One person is missing from the gathering, however, Magda, a sibling not like the rest. Magda eventually arrives. But the significance of the scenario that opens the story and the difference between Magda and her siblings is gradually explained. Characters are well drawn here. Dialogue and setting carry the story.
The story Tuesday describes a husband’s control of his long-suffering wife and his wife’s determination to forge an existence of her own. At the end, one senses that the wife will move on.
My Pretty Garden is a chilling story about a stalker who moves into an apartment next door to a spinster pre-occupied with her expanding garden.
Her interests are growth; his predation. The story oscillates well between the needs and wants of the stalker and the gradual build-up of fear in the lady once she realizes that the stalker is present.
Loose Pearls represents a good beginning for an author whose writing career will flourish. It’s available at Coles.
The Nova Scotian
Cape Breton’s D.C. Troicuk pens triumphant first book
JUDITH MEYRICK BOOKS & BITS
Sun. Jun 13 - 4:53 AM
Loose Pearls & Other Stories by D.C. Troicuk (Cape Breton University Press, $14.95)
This first collection of stories from D.C. Troicuk is quietly understated as life flows gently below the surface of daily life.
Family cold wars are buried deep, and sometimes the glue holding things together, no matter what, is tainted by dislikes and resentments and bound inextricably by duty.
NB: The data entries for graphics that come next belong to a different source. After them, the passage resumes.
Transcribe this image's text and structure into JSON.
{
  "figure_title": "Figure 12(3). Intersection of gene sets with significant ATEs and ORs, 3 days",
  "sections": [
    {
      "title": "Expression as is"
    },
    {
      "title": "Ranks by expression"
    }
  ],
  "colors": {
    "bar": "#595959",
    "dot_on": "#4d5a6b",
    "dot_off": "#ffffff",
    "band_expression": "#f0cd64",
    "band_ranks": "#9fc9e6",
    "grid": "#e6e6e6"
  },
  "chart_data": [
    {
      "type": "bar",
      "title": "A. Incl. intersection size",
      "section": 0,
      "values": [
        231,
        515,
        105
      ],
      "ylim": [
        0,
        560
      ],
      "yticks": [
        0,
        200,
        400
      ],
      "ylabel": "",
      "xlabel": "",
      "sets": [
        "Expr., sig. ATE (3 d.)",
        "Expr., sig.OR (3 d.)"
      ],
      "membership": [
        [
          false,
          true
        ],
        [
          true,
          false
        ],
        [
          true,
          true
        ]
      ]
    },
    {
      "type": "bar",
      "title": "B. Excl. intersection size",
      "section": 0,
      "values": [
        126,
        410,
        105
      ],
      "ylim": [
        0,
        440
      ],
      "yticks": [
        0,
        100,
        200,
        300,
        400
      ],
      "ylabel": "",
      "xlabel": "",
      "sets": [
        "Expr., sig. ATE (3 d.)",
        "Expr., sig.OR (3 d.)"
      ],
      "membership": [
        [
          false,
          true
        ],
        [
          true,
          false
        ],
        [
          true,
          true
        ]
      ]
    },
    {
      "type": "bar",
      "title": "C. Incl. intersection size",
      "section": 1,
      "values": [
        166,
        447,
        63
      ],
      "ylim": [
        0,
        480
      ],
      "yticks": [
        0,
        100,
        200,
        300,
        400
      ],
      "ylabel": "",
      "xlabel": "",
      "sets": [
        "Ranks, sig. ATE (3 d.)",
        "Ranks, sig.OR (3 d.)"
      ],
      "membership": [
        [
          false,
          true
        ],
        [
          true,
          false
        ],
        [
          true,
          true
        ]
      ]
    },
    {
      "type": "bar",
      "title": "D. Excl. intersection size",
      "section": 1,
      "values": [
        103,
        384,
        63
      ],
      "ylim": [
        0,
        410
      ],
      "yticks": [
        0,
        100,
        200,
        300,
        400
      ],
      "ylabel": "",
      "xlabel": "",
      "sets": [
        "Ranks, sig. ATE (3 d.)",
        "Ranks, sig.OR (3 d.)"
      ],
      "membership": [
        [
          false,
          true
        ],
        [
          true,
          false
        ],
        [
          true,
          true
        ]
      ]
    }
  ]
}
The boiling point is not an explosion but rather an understanding that takes hold, a clarity of vision which builds until her characters begin to see the reality of their truths.
Wendy brings home strays, young men who remind her of Billy, her brother, who vanished many years ago. We never know why, but we know that Wendy never stops searching. An underlying sense of responsibility causes her to forgive transgressions and overlook the obvious, maintaining a code of silence, even when it is clear that she will become complicit in a crime.
In Katia Suffers, Katia’s life has become bound to the service of others. She cooks and cleans for her husband and cares for her hypochondriac sister with a "high tolerance for the list of maladies Vera collects from women’s magazines." But she lies awake at night, "casting wishes like nets."
A young girl finds out she is pregnant. A pervert’s victim cowers indoors. "I am the proud owner of a newly renovated deck where I cannot sit, a lawn I cannot mow, a garden that that has become a bug buffet." Her pivotal moment is when she realizes she is not powerless.
Troicuk is an excellent teller of tales. She writes with a clarity of vision that brings focus to her stories, and the setting and her characters speak to the rich flavour of Cape Breton Island, without drifting toward folksy. These stories are simply Cape Breton.
Troicuk’s first book is triumphant, and surely an indication of things to come. The good news is that her next book, a novel, is already in progress.
D.C. Troicuk lives and works in Cape Breton. Her work has appeared in several journals, including the Antigonish Review, the Pottersfield Portfolio and Canadian Living.